Starting today, Employment and Support Allowance claimants on the Work Programme who “refuses to take reasonable steps to address a barrier which is stopping them working” can be directed to a mandatory work placement by Work Programme providers like A4E.
“Mandatory” means that anyone who refuses to take part loses some or all of their benefits. It isn’t immediately apparent from the DWP press release linked to above, but whilst mandatory work placements for non-disabled people are time limited, those for disabled people are indefinite.
It is genuinely worrying that your entitlement to benefit could depend on a judgement about what it’s reasonable for someone with your condition to do made by a representative of one of the more evil WP providers. There are already signs that some providers are “parking” people with “substantial barriers to employment”, so we cannot rely on the goodwill of every organisation involved in the programme. I’m glad to see that Mind has indicated that their opposition to mandatory work placements “applies to the whole of the Mind network, including our shops and local Minds.”
As the Remploy unions have pointed out, almost certainly we will eventually see disabled workers who had real jobs that have been scrapped by the government, forced into working for nothing.
Unfortunately, none of this should surprise us. There have been so many assaults on disabled people in the last two-and-a-half years, it’s easy to forget some, but when you add them up, it is a horrifying story:
- The closure of 54 Remploy factories, with the loss of more than 1,700 jobs.
- The abolition of the equality impact assessments that require public authorities to take into account the impact of their decisions on disabled people.
- The closure of the Independent Living Funds to new applicants from 2010 and leaving the current beneficiaries to cash-strapped local authorities from 2015. (The ILF was created to protect the most disadvantaged disabled people from the last set of Conservative benefit cuts, in 1988).

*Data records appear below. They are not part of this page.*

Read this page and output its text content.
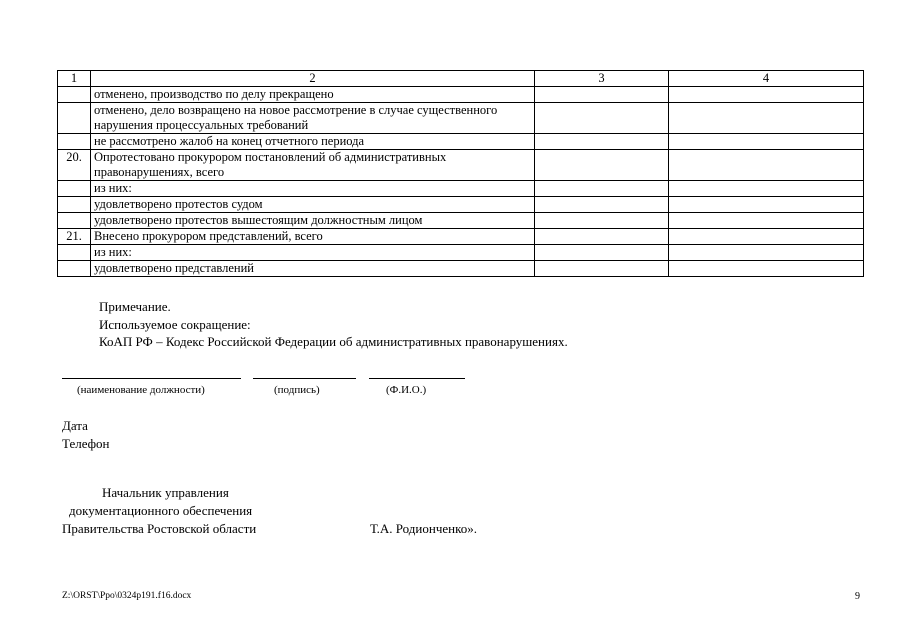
1	2	3	4
	отменено, производство по делу прекращено		
	отменено, дело возвращено на новое рассмотрение в случае существенного нарушения процессуальных требований		
	не рассмотрено жалоб на конец отчетного периода		
20.	Опротестовано прокурором постановлений об административных правонарушениях, всего		
	из них:		
	удовлетворено протестов судом		
	удовлетворено протестов вышестоящим должностным лицом		
21.	Внесено прокурором представлений, всего		
	из них:		
	удовлетворено представлений		
Примечание.
Используемое сокращение:
КоАП РФ – Кодекс Российской Федерации об административных правонарушениях.
(наименование должности)	(подпись)	(Ф.И.О.)
Дата
Телефон
Начальник управления
документационного обеспечения
Правительства Ростовской области	Т.А. Родионченко».
Z:\ORST\Ppo\0324p191.f16.docx	9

- Massive cuts in social care and other social services, including help for carers.
On top of all this, the assault on benefits has hit disabled people hard. One study found some disabled people are already as much as £2,000 a year worse off, and the worst has yet to happen. Disabled people lose out from the cuts that hit everyone – like the changes to benefit uprating, the cuts in Housing Benefit or the Child Benefit freeze. But the enormity of the benefit cuts that are specifically aimed at disabled people hasn’t yet been widely appreciated. By far the best report on this subject is the Hardest Hit coalition’s The Tipping Point. Here’s some of the key points:
- Disability Living Allowance is being replaced by Personal Independence Payment, which will have a tougher eligibility test and will cut the total value of the benefit by £1 billion – half a million fewer people will qualify.
- For people in the Work Related Activity Group (the majority) contributory Employment and Support Allowance will be limited to one year (currently it is paid indefinitely).
- Universal Credit will pay families with disabled children substantially less than the current system: they will lose up to £24,000 by the time the child is 16.
- Universal Credit will pay much less to people with severe impairments – up to £3,000 a year less.
- Low-paid disabled workers will lose out, because the disability element of Working Tax Credit is not recreated in Universal Credit.
- The Work Capability Assessment test for Employment and Support Allowance, introduced by the last government, was extended by the current incumbents. There are problems with the way it operates and the test itself does not treat blind people, people with fluctuating conditions and people with mental health problems fairly.
Officially, the government has marked today with a series of video clips promoting role models to inspire young disabled people. Disabled people aren’t falling into deeper poverty because they lack ambition or role models. £9 billion of cuts count for a lot more than any amount of inspirational bunkum.